The first thing one notices during a Dohar show is the mind-boggling variety of instruments the troupe plays. Each of the seven members plays a primary instrument; beyond that, in the midst of their performances, they pick up other, lesser-known instruments at will from a laden table. Kalika Prasad began the show with an introduction to Dohar and an ashor bondona — a song of worship that honours the troupe’s audience — from their 2003 album. The piercing sound of the flute melded with the quiet twangs of the dotara. Before long the song took on a life of its own with the help of the heady sound of the dholak. Prasad went on to acquaint his audience with the history behind each of the songs that they performed. He spoke of Hason Raja, a Muslim musician who believed in spreading the message of love instead of spending time reading namaz; Tagore, Prasad said, had once spoken of Hason Raja in one of his lectures. Dohar’s performance of Raja’s “Hason Raja koy, ami kisu noy” was tight and seamless; the musicians dealt deftly with the changing rhythms of the song. When they moved onto S.D. Burman’s “Tak dum tak dum bajai Bangladesh-er dhol”, Prasad said that Dohar’s version of the song was a reworking of the original which was a song of lament. What made Dohar’s interpretation of Burman’s composition stand out was its mischievous, playful dhol solo.
Next on Dohar’s list of experiments was an attempt to show how some of Tagore’s music was inextricably linked with Lalon Fakir.

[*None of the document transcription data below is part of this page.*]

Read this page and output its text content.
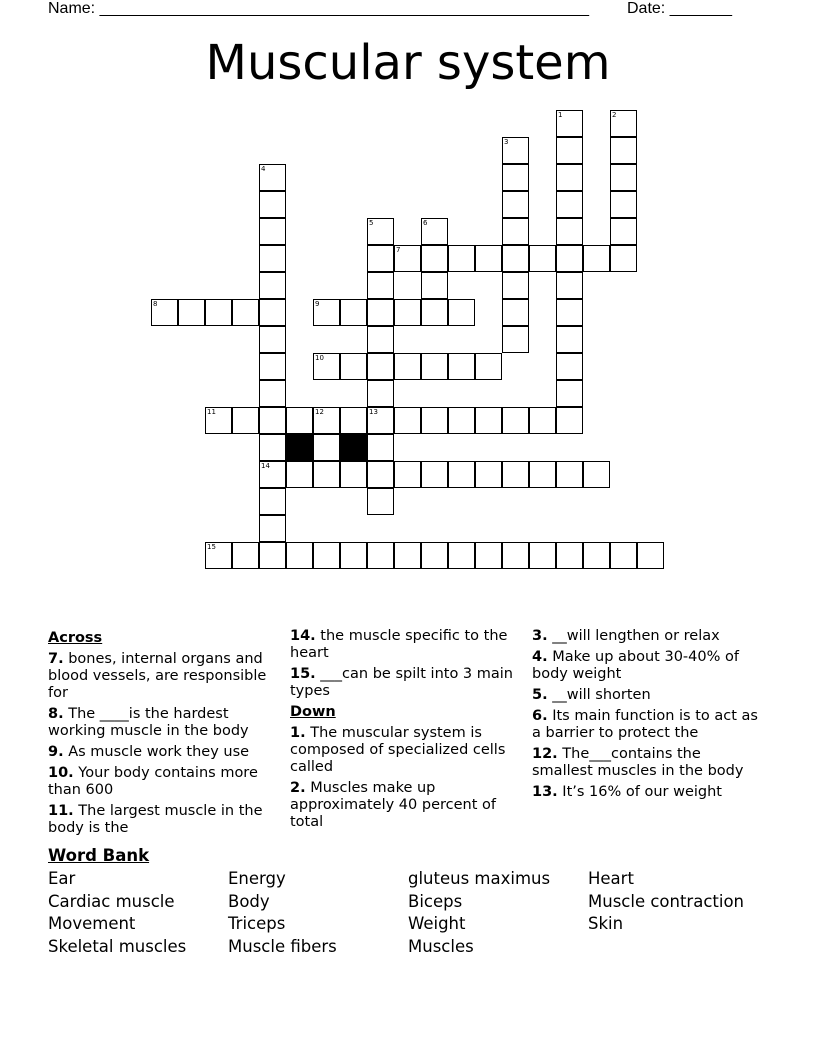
Name: _______________________________________________________ Date: _______
Muscular system
1	2
3
4
14
5
13
6
7
8	9
10
11	12
15
Across
7. bones, internal organs and blood vessels, are responsible for
8. The ____is the hardest working muscle in the body
9. As muscle work they use
10. Your body contains more than 600
11. The largest muscle in the body is the
14. the muscle specific to the heart
15. ___can be spilt into 3 main types
Down
1. The muscular system is composed of specialized cells called
2. Muscles make up approximately 40 percent of total
3. __will lengthen or relax
4. Make up about 30-40% of body weight
5. __will shorten
6. Its main function is to act as a barrier to protect the
12. The___contains the smallest muscles in the body
13. It’s 16% of our weight
Word Bank
Ear	Energy	gluteus maximus	Heart
Cardiac muscle	Body	Biceps	Muscle contraction
Movement	Triceps	Weight	Skin
Skeletal muscles	Muscle fibers	Muscles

The musicians melded the song, “Dekhechhi rup sagore moner manush” with Tagore’s “Amar praner manush ache prane”, creating what they called a dialogue between Lalon and Tagore. This was followed by a rather vigorous rendition of “Akash bhora surjo tara” that did not do much for me — sometimes, experimenting too much with Tagore is not always the best thing to do. But Dohar soon recovered with their riotous, carnival-like performance of an Abbasuddin jari gaan, “Allah megh de, pani de”. Abbasuddin, a musician from North Bengal, sang songs from both sides of the border.
The most interesting performance of the evening was what Dohar introduced as the song of the displaced Assam tea garden workers. The lyrics of the song, “Phaki diye niye elo re Assam-er bagan-e” echoed the frustration of the Dolu tea garden workers who were lured to Assam with the promise of a better life, but found themselves mired in toil and penury. This was followed by a Sylheti song of love and courtship. But the best was saved for the last — an agomoni that Dohar said embodied the essence of lok sangeet, which does not idolize deities but looks upon them as fallible and human. A song about Shiva giving into Parvati’s demands and letting her return to her parents’ abode was a fitting way to end a concert ahead of Durga Puja. The show was rather long; Dohar tried to play a little bit of everything they knew, and Prasad’s long introductions did test one’s patience. But ending the show with a reminder that the Pujas are around the corner was a clever move. The happy glow it left me with was undeniable.